Restauratie van de buitenschil
De Waal: “Toen de bouwplannen eenmaal rond waren, is de gemeente weken bezig geweest met met het leeghalen van het complex. De krakers hadden er een soort vrijstaat van gemaakt. De eerste bezichtiging, net voor de kerst van 2012, staat me nog helder voor de geest. Het was ijskoud, de gebouwen verkeerden in deplorabele staat en de muren zaten vol met graffity. Kortom, het was erg deprimerend. In een bouwcombinatie met Strukton zijn we in januari 2013 gestart met dit 2-jaar durende bouwproject. Als erkend restauratie bouwbedrijf (ERB) hebben wij ons gericht op de casco restauratie van de buitenschil. De monumentale gevels zijn gereinigd, graffity is weggehaald, scheuren zijn hersteld en er heeft veel voeg- en inboetwerk plaatsgevonden. De Polonceau spanten (zie kader volgende pagina), bestaande uit grenen en staal, zijn gereinigd. De stalen delen zijn licht aangestraald met zand. Het grenen dakbeschot is met stoom schoongemaakt. De daken waren flink vervuild, maar constructief in verrassend goede staat”.

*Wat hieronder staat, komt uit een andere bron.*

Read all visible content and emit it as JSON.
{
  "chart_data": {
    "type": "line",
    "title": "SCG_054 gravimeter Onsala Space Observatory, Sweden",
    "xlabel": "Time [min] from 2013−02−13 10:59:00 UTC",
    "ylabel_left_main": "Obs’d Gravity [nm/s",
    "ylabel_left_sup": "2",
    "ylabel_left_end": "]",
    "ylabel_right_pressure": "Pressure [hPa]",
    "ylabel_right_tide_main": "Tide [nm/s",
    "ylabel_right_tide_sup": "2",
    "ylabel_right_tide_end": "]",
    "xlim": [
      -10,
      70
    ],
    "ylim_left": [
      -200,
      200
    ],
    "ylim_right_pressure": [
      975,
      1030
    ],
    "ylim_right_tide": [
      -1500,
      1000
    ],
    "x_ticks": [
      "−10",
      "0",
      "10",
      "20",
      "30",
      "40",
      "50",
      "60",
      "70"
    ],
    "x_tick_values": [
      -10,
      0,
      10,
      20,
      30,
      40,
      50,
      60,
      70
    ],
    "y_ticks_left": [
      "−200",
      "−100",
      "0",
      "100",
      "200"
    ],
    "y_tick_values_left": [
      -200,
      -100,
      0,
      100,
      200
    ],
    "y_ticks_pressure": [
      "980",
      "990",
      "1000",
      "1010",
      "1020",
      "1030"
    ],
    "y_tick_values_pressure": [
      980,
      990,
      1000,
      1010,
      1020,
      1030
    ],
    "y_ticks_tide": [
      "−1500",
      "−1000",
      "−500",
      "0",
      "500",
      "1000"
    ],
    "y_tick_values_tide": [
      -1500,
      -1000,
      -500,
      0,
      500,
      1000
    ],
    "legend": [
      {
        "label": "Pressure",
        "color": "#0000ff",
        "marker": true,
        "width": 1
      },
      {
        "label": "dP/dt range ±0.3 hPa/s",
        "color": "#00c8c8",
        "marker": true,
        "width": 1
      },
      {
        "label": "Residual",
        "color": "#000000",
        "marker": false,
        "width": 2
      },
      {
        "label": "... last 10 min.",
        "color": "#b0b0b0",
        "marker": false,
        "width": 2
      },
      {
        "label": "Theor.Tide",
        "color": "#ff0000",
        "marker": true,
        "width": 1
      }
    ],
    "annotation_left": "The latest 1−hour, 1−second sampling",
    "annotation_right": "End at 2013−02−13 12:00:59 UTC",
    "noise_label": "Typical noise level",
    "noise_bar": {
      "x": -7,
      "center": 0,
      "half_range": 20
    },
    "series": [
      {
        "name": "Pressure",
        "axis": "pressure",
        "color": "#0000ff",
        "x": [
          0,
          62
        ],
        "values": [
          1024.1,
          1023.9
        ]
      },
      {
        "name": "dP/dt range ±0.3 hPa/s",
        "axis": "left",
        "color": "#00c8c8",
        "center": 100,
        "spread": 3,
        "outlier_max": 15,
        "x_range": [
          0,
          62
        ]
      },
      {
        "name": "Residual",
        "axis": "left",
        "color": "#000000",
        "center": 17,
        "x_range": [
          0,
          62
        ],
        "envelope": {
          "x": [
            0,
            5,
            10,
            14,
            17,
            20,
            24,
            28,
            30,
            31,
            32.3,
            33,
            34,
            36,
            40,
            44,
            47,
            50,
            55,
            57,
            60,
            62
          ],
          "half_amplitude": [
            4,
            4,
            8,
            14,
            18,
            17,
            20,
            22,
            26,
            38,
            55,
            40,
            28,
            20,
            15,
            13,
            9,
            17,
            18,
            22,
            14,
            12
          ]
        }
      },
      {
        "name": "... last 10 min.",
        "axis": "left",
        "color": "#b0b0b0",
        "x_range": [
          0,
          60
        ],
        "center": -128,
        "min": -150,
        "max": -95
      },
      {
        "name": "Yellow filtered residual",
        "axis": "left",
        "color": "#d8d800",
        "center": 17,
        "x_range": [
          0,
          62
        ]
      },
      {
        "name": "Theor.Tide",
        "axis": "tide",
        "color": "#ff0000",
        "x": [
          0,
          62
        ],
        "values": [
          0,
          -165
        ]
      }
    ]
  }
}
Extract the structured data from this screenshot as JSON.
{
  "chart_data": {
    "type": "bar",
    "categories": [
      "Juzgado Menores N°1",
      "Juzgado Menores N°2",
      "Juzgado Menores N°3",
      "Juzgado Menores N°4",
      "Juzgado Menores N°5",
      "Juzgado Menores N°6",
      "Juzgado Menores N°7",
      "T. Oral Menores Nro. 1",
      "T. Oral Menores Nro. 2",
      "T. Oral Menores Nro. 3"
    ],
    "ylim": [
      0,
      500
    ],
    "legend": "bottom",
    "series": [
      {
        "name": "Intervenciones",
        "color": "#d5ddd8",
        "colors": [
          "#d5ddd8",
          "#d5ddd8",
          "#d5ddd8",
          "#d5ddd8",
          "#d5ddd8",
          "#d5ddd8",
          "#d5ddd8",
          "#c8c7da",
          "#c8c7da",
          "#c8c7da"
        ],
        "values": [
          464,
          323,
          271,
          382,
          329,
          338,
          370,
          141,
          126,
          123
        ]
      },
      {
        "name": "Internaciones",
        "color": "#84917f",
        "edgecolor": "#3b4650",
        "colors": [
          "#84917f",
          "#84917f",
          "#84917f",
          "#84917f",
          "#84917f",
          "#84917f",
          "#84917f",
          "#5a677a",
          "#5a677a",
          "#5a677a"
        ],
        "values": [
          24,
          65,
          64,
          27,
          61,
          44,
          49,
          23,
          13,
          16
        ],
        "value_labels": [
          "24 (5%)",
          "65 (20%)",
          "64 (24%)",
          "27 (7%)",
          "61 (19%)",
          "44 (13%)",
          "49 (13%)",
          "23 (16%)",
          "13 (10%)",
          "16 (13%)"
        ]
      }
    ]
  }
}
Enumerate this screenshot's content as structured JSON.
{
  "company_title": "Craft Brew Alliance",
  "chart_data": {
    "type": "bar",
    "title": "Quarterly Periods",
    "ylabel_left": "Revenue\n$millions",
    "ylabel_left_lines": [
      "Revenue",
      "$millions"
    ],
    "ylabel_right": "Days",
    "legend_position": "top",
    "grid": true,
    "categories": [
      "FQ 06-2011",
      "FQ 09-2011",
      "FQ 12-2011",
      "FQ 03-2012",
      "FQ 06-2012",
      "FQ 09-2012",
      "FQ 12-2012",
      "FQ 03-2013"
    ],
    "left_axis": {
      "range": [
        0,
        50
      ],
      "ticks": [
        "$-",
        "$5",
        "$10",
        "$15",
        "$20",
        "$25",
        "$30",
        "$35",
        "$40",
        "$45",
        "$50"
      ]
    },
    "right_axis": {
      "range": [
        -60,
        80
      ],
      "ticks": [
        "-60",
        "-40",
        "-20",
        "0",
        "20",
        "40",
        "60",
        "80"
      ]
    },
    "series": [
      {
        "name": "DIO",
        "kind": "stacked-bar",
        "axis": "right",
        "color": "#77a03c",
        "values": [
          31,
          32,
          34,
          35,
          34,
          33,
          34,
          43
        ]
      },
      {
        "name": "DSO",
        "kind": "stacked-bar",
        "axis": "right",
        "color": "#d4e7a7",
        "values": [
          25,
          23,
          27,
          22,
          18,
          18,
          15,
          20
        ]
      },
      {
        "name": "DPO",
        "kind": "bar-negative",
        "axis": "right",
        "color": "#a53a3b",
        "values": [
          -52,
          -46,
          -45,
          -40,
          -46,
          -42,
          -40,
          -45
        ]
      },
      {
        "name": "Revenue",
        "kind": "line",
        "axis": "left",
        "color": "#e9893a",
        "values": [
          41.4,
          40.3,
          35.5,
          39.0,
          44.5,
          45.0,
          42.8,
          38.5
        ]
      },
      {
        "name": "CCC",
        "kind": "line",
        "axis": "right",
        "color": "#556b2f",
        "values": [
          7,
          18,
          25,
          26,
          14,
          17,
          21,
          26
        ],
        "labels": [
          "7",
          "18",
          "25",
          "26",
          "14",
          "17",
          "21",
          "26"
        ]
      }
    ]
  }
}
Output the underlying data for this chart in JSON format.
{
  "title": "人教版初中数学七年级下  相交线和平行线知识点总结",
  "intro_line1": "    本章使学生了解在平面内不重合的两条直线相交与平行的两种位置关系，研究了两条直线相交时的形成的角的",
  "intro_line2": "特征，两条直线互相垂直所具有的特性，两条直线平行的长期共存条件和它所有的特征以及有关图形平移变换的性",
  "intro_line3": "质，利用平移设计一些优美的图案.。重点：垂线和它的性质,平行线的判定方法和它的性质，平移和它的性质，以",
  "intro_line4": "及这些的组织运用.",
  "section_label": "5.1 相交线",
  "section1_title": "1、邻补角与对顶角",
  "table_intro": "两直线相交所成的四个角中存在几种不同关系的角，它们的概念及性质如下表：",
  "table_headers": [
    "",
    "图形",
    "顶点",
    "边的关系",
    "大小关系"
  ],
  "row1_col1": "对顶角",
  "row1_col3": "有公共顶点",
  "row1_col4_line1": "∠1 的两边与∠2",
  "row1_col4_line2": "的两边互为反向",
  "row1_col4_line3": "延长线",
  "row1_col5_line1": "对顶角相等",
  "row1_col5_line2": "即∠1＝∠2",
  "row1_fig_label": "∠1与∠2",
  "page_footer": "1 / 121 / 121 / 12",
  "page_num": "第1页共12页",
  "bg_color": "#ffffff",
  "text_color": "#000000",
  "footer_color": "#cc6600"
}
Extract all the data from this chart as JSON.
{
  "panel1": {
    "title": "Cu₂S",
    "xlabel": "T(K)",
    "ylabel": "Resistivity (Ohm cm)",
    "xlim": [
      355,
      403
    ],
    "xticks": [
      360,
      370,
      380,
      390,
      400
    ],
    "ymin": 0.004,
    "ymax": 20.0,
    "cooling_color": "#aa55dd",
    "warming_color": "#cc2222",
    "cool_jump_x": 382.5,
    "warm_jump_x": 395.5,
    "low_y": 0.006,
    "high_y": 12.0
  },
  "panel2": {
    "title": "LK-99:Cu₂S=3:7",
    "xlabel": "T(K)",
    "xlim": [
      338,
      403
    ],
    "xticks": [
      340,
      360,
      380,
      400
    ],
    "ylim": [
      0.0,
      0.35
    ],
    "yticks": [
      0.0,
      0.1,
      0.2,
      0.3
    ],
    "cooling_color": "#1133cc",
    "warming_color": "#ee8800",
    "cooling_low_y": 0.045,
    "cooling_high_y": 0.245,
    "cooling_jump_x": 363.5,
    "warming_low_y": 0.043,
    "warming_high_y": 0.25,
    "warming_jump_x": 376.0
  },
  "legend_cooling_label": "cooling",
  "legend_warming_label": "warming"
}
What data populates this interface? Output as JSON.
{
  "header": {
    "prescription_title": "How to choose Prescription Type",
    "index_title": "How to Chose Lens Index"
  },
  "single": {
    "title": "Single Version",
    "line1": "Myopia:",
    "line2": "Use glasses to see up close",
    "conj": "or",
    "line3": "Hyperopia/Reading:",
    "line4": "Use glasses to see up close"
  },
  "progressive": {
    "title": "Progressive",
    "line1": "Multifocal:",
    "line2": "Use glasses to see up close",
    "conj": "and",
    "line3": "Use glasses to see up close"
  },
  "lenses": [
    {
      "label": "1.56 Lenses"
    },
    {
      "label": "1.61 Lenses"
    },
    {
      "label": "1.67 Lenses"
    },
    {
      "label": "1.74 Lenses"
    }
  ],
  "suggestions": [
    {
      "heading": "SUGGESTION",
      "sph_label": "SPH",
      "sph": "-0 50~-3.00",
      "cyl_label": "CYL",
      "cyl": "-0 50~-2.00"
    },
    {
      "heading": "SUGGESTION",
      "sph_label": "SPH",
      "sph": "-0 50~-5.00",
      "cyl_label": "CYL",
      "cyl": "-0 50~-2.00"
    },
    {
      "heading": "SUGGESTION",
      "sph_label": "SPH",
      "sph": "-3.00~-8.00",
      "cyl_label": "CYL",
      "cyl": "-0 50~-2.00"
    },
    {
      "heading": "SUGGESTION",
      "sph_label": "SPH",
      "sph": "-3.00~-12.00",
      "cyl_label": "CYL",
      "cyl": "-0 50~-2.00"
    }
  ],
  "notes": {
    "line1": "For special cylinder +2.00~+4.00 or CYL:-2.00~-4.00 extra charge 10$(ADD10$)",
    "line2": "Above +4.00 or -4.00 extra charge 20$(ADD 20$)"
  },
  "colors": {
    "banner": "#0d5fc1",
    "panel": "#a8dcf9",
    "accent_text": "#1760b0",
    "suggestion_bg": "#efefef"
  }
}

Herbestemmen: wat doe je en wat laat je?
De herbestemming van het complex betekent dat er nieuwe functionaliteiten moeten worden aangebracht. Iedere aanpassing van het monument leidt tot een aantasting ervan. Hoe ver kan en mag je gaan, is steeds weer de vraag. Restauratiebedrijven hebben inmiddels veel ervaring opgedaan met dit soort herbestemmingsvraagstukken. De Waal: “Het complex was niet geïsoleerd en de glaskappen beslaan maar liefst één kilometer in lengte. Voor de nieuwe functionaliteiten was het aanbrengen van zon-, geluid- en warmtewerend glas in de daken dan ook een must. Er is gekozen voor de toepassing van moderne materialen binnen de authentieke detaillering. Het resultaat is zonder meer monumentwaardig te noemen. Bij de bouw van de parkeergarage onder De Hallen is, onder de bestaande fundering, een aanvullende nieuwe fundering aangebracht. Optimaal behoud van het oorspronkelijke bouwwerk dus. Verdergaande bouwingrepen zijn reversibel uitgevoerd. De hotelkamers bijvoorbeeld bestaan uit units, die in de hal zijn geplaatst, een doosin- doos zogezegd”.
Mooi eindresultaat
Nog een paar maanden en dan sluit De Waal dit project, dat al gedeeltelijk is opgeleverd, definitief af. Een bijzonder project voor deze geboren Amsterdammer. “Jarenlang zag ik het gebouw verloederen en bij de eerste opname voor de bouw had ik er een hard hoofd in. Maar het is toch gelukt om De Hallen geschikt te maken voor nieuw gebruik. Met moderne technieken en duurzame ingrepen is een fantastisch resultaat bereikt”. Dit is het 33e artikel in een serie waarin leden van de Vakgroep Restauratie, branchevereniging van erkende restauratie bouwbedrijven, vertellen over bijzondere facetten van hun werk.